Cette solution comporte pourtant de lourds risques pour la santé de Kate Cox. En raison de deux césariennes antérieures, le déclenchement du travail après une mort in utero impliquant une nouvelle césarienne comporte un risque élevé de rupture de l’utérus et d’hystérectomie (ablation de l’utérus), ce qui pourrait la tuer ou l’empêcher de tomber enceinte à l’avenir.

«La question n’est pas de savoir si je devrai dire au revoir à mon bébé, mais quand. J’essaie de choisir la meilleure option pour mon bébé et moi-même, mais l’Etat du Texas nous fait souffrir tous les deux», a témoigné Kate Cox, ajoutant «je ne veux pas que la douleur et la souffrance qui ont marqué cette grossesse se poursuivent. Je ne veux pas que mon bébé arrive dans ce monde uniquement pour le voir souffrir. Je dois mettre fin à ma grossesse maintenant afin d’avoir les meilleures chances pour ma santé et une future grossesse.» La requête, déposée en urgence auprès de la justice texane, demande la suspension temporaire de l’interdiction d’avorter et le renoncement aux poursuites envers leur gynécologue obstétricienne, Damla Karsan. Cette dernière est d’ailleurs coplaignante et assure être prête à mettre fin à la grossesse si la justice le lui permet.

Cette gynécologue est également plaignante avec un autre médecin dans l’affaire Zurawski, une action historique lancée en mars, dans laquelle vingt femmes contestent l’interdiction de l’avortement au Texas. Elles demandent de clarifier les deux seules exceptions accordées, soit «en cas de danger de mort ou de grave handicap pour la mère». Pour le Center for Reproductive Rights qui les représente aussi, les termes «sont trop vagues», «au point que les hôpitaux et les médecins évitent de lancer les procédures dans quasiment toutes les circonstances», dénonçait l’organisation en novembre dans le Dallas Times.

«Incertitude généralisée»

Les plaignantes dénoncent les conséquences dramatiques de l’obligation à mener leurs grossesses non viables et à risque jusqu’à leur terme. Amanda Zurawski a notamment fait une septicémie lors d’une fausse couche, trois jours après que les médecins ont refusé de pratiquer un avortement, en raison de la détection du rythme cardiaque du fœtus. Après avoir frôlé la mort, la Texane de 36 ans a dû subir plusieurs opérations de reconstruction de l’utérus et ne peut désormais plus retomber enceinte que par une procédure de fécondation in vitro.

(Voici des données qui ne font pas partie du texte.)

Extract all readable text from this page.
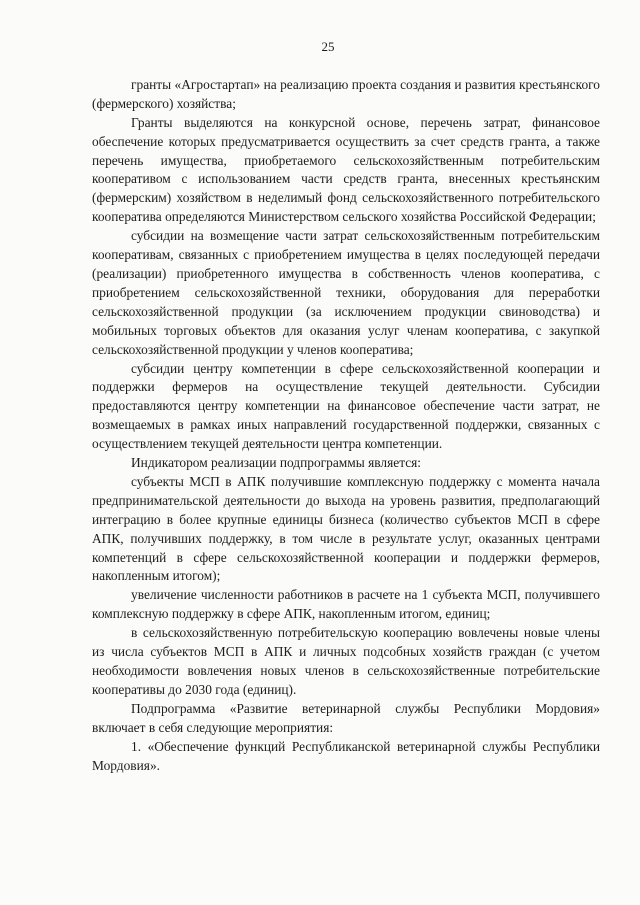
25

гранты «Агростартап» на реализацию проекта создания и развития крестьянского (фермерского) хозяйства;

Гранты выделяются на конкурсной основе, перечень затрат, финансовое обеспечение которых предусматривается осуществить за счет средств гранта, а также перечень имущества, приобретаемого сельскохозяйственным потребительским кооперативом с использованием части средств гранта, внесенных крестьянским (фермерским) хозяйством в неделимый фонд сельскохозяйственного потребительского кооператива определяются Министерством сельского хозяйства Российской Федерации;

субсидии на возмещение части затрат сельскохозяйственным потребительским кооперативам, связанных с приобретением имущества в целях последующей передачи (реализации) приобретенного имущества в собственность членов кооператива, с приобретением сельскохозяйственной техники, оборудования для переработки сельскохозяйственной продукции (за исключением продукции свиноводства) и мобильных торговых объектов для оказания услуг членам кооператива, с закупкой сельскохозяйственной продукции у членов кооператива;

субсидии центру компетенции в сфере сельскохозяйственной кооперации и поддержки фермеров на осуществление текущей деятельности. Субсидии предоставляются центру компетенции на финансовое обеспечение части затрат, не возмещаемых в рамках иных направлений государственной поддержки, связанных с осуществлением текущей деятельности центра компетенции.

Индикатором реализации подпрограммы является:

субъекты МСП в АПК получившие комплексную поддержку с момента начала предпринимательской деятельности до выхода на уровень развития, предполагающий интеграцию в более крупные единицы бизнеса (количество субъектов МСП в сфере АПК, получивших поддержку, в том числе в результате услуг, оказанных центрами компетенций в сфере сельскохозяйственной кооперации и поддержки фермеров, накопленным итогом);

увеличение численности работников в расчете на 1 субъекта МСП, получившего комплексную поддержку в сфере АПК, накопленным итогом, единиц;

в сельскохозяйственную потребительскую кооперацию вовлечены новые члены из числа субъектов МСП в АПК и личных подсобных хозяйств граждан (с учетом необходимости вовлечения новых членов в сельскохозяйственные потребительские кооперативы до 2030 года (единиц).

Подпрограмма «Развитие ветеринарной службы Республики Мордовия» включает в себя следующие мероприятия:

1. «Обеспечение функций Республиканской ветеринарной службы Республики Мордовия».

Dans une décision rendue en août, un juge texan de première instance a statué que l’interdiction dans l’Etat sudiste était trop restrictive pour les femmes souffrant de complications durant leur grossesse, et que ces plaignantes avaient été «retardées ou privées d’accès à l’avortement en raison de l’incertitude généralisée concernant la marge de manœuvre des médecins». Cette décision a été aussitôt suspendue après que l’Etat a fait appel. La Cour suprême du Texas en a débattu la semaine dernière, sans annoncer de date de rendu de sa décision. L’instance pourrait statuer uniquement sur la suspension ou sur le fond du dossier, qui doit être jugé lors d’un procès en mars 2024.